Marhaen, Jakarta - Aliansi Jurnalis Independen (AJI) dan solidaritas jurnalis menolak gugatan senilai Rp200 miliar atas ganti rugi yang diajukan Menteri Pertanian Andi Amran Sulaiman terhadap Tempo di depan Pengadilan Negeri Jakarta Selatan. Senin (03/11/2025).

Langkah itu dianggap melanggar Undang-Undang Nomor 40 Tahun 1999 tentang Pers yang mengatur bahwa sengketa pemberitaan seharusnya diselesaikan melalui Dewan Pers, bukan lewat pengadilan umum. 

Jurnalis Tempo, Raymundus Rikang, dalam orasinya menyampaikan bahwa ini bukan hanya persoalan Tempo sebagai media besar, tetapi jelas mengancam kebebasan pers di Indonesia.

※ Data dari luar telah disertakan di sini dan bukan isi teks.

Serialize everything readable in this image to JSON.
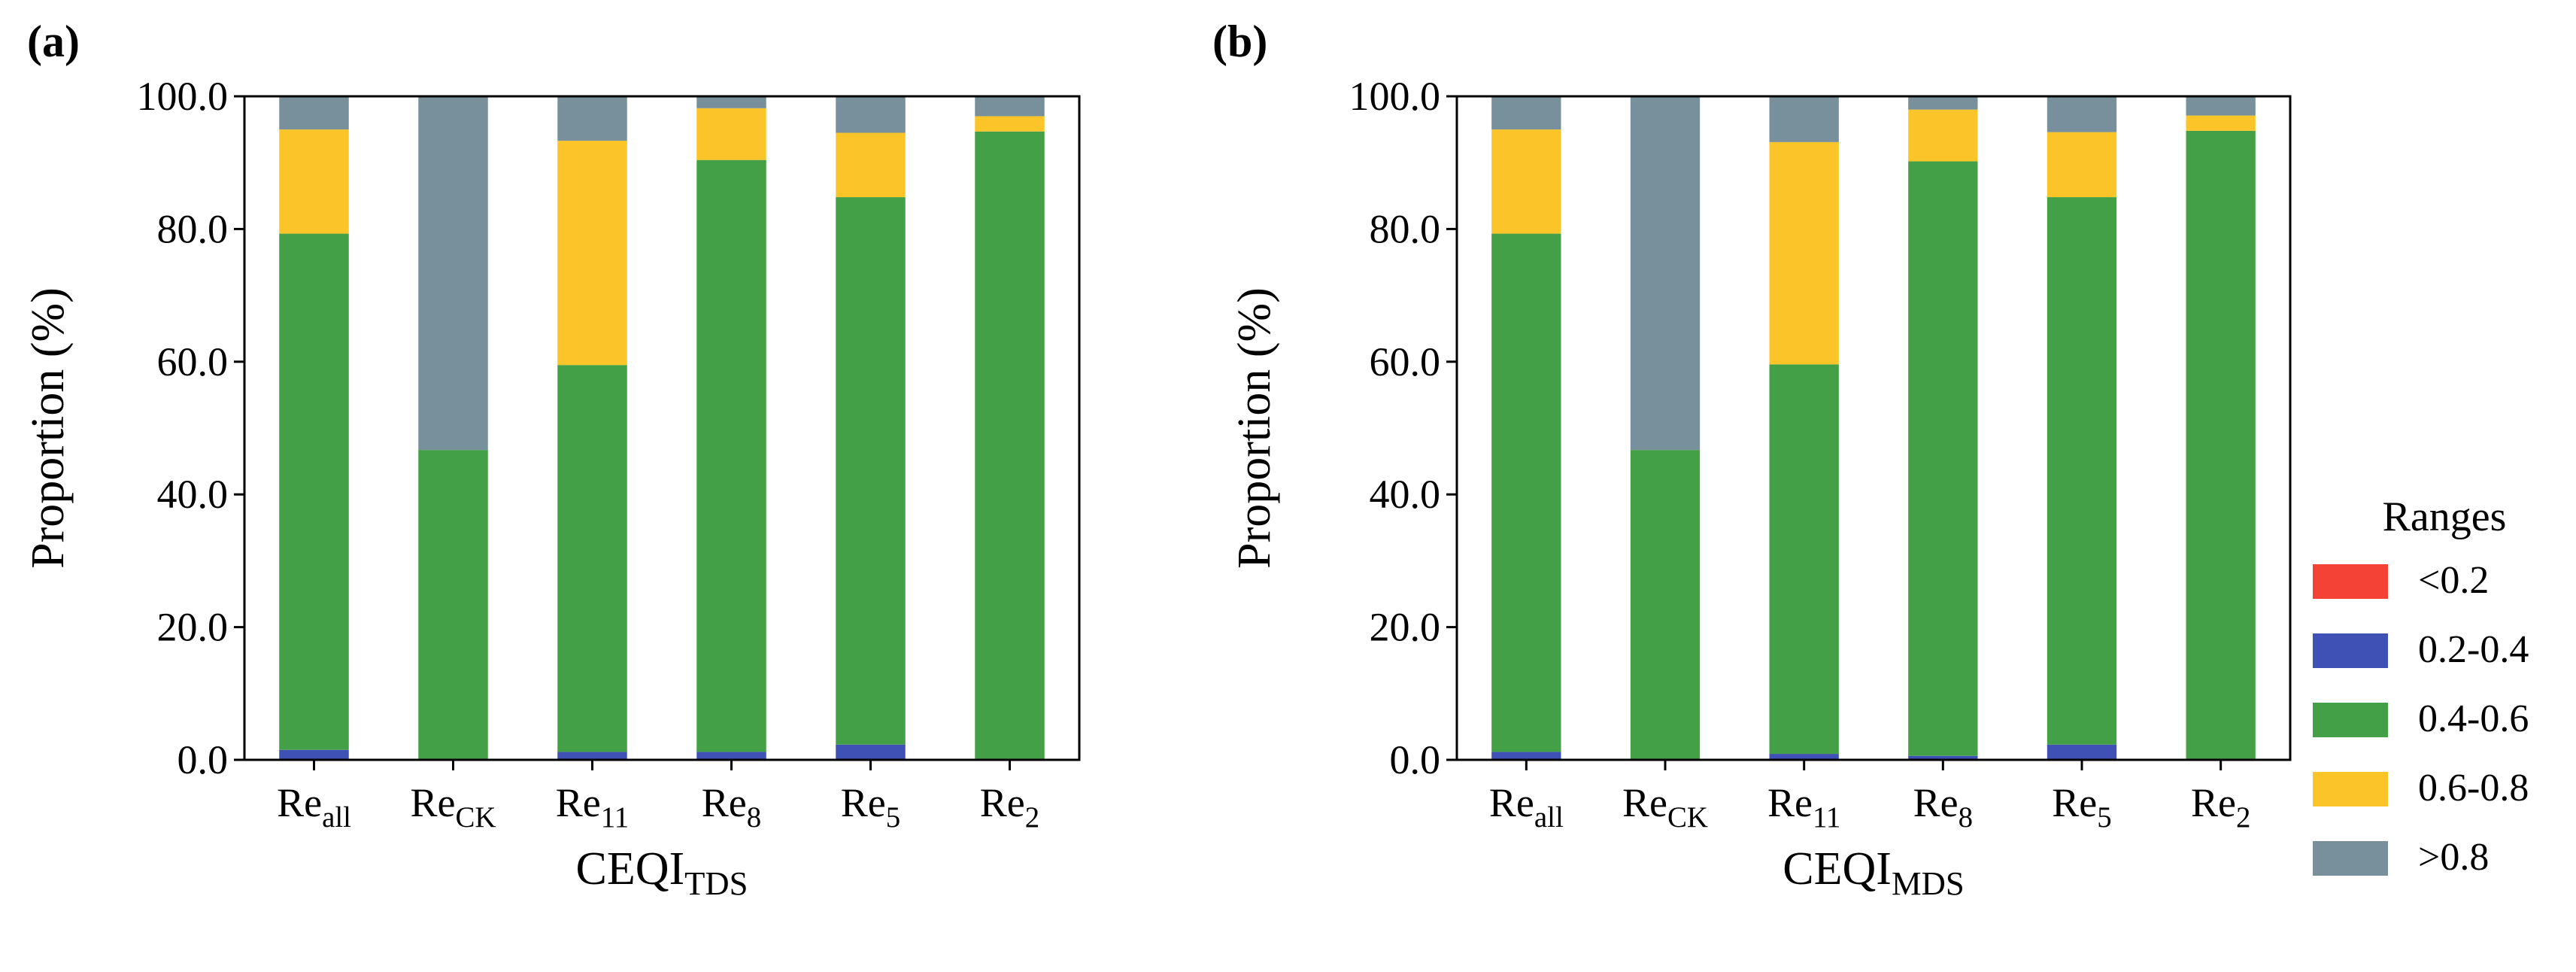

“Saya kira, hari ini bukan hanya perkara soal Tempo saja, tetapi gugatan Amran adalah perkara kebebasan pers, kebebasan media di seluruh Indonesia, sekali saja para hakim di Pengadilan Negeri Jakarta Selatan mengabulkan gugatan Amran, maka matilah kebebasan pers di Indonesia,” tegas Raymundus Rikang di depan Gerbang Pengadilan Negeri Jakarta Selatan.

Kekhawatiran Raymundus Rikang bukan tanpa dasar. Data dari Reporters Without Borders (RSF) Tahun 2025 menunjukkan bahwa Indonesia berada pada peringkat 127 dari 180 negara dalam indeks kebebasan pers dunia, turun dari posisi 111 pada tahun sebelumnya. RSF dengan jelas menyoroti meningkatnya kasus intimidasi, gugatan hukum terhadap media, dan serangan digital bagi para jurnalis.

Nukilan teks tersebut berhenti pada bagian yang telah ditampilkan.